Стас в это время ударил противника ногой, но Егор еще сильнее навалился на него.
– Не-ет. – Он вытер слезящиеся глаза тыльной стороной запястья. – Мы не закончили.
Их взгляды встретились.
Стас был уверен: сейчас, в эту самую секунду, они думали об одном и том же. О том, что вот он, момент истины. Судьба, утомившись, столкнула их лбами, чтобы прекратить многолетнее и бессмысленное противостояние.
Стас приготовился, зорко наблюдая за жестами и лицом брата, ловя малейшую смену его настроения и поведения. Камень (то есть череп) все еще угрожал обрушиться на его голову.
– Ну и что дальше, Егор?
– Признай, что слабее меня.
– Признаю, – выдохнул Стас. – В искусстве ненавидеть тебе равных нет.
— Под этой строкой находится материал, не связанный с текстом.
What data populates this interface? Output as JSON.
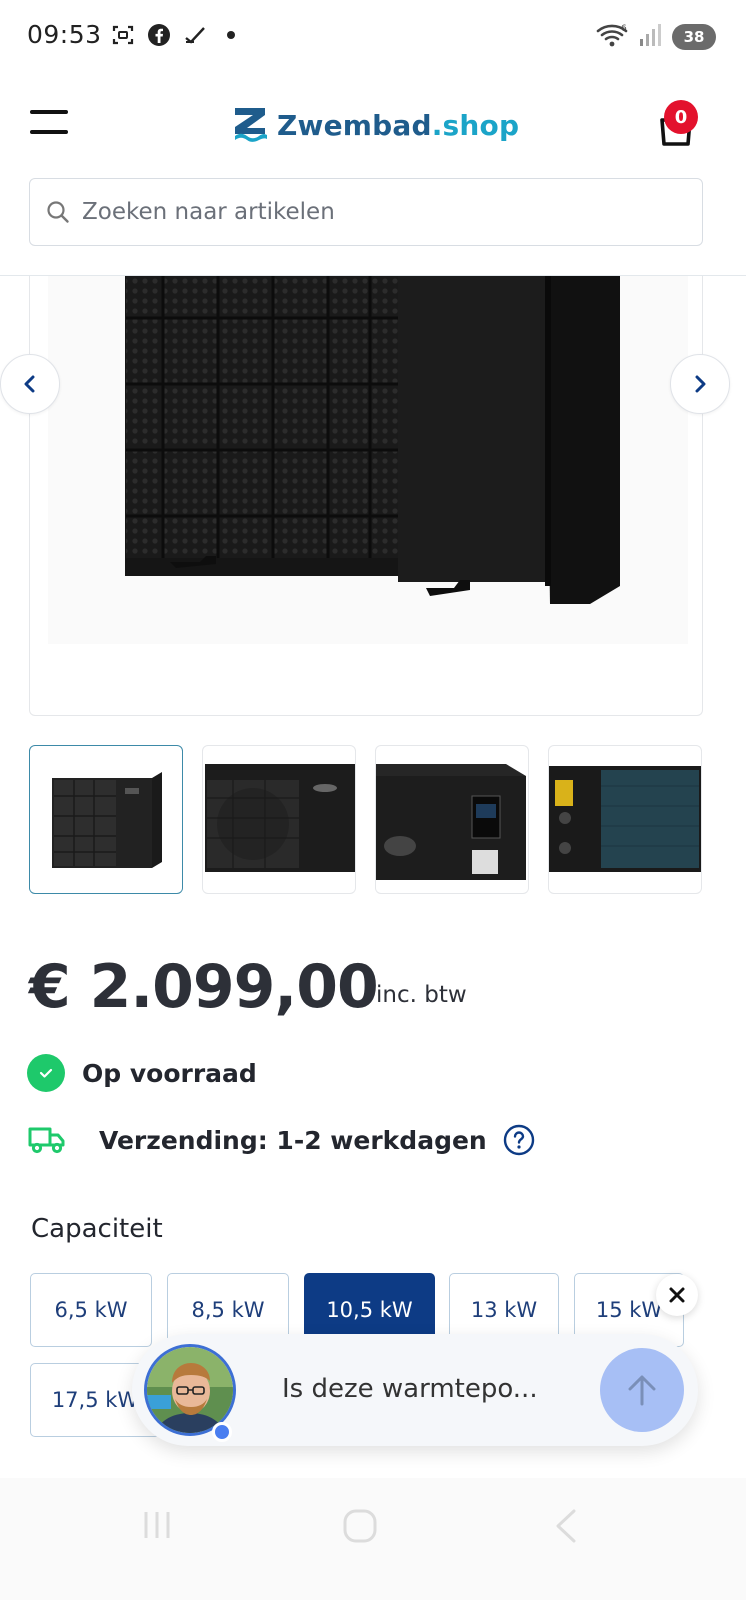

– Неужели? – Голос Егора смягчился. Рука с черепом опустилась. – Ты снова проигрываешь? Надо же, ты не перестаешь меня поражать, выкормыш. На самом деле ты всегда меня поражал. Я ведь не только ненавидел тебя – я восхищался тобой, боготворил тебя, равнялся на тебя. Можешь в такое поверить? Ты занимал огромное место в моей жизни. Ты доказал, что достоин уважения. Но вот скажи, Стас, скажи мне, по какой такой причине они любили тебя больше, чем меня? А? Ты знаешь?
– Кто?
Егор брезгливо скривил губы.
– Они. Эти люди, что взяли нас с тобой из детдома. Тебя – из одного, меня – из другого. Почему твоя приемная мать любила тебя больше, чем моя приемная мать меня? Почему так? Чем я хуже тебя? Ну чем? – Рука с черепом снова поднялась над головой Стаса. – Ты знаешь причину?
Стас не мог поверить в то, что услышал. Он уставился на Егора и выдавил:
– И ты молчал?
Егор рассмеялся.
– Удивлен? Меня усыновили еще в грудном возрасте. Но в нашей семье не принято об этом распространяться, я сам узнал. Тамара Леонидовна не желала портить фигуру, боялась рожать, а ребенка хотела. Точнее, то, что можно держать вместо куклы, чтобы ее наряжать, или вместо болонки, чтобы выставлять на различных собачьих конкурсах.
– Если ты такой же… тогда почему ко мне все время цеплялся?
– А потому, – рука с черепом взметнулась выше, – что ненавижу я тебя все же больше, чем люблю.
Стас мотнул головой.
– Я не понимаю… не понимаю. Вместо того чтобы выносить друг другу мозги и творить всякую хрень, мы могли бы стать настоящими братьями. И ничего бы этого не было. И Бежов был бы жив, и все было бы нормально…
– Не вешай вину на меня одного, Платов. Ты ненавидел меня точно так же, как и я тебя. Мы сделали это вместе. И Бежова мы убили вместе.
С озера пахнуло сыростью и гнилью, зашумел ветер.
За спиной Егора из воды показались фигуры, десятки и сотни: мужчины, женщины, дети. С сизыми лицами, в прогнивших лохмотьях, они выходили из воды и медленно заполоняли берег.
– Сзади… – выдавил Стас.
– Нет, Платов, второй раз у тебя это не пройдет, – процедил Егор.
Легион мертвых тел загудел, зарокотал. Они открыли рты и выдали хор монотонных низких голосов. Но Егор их не слышал.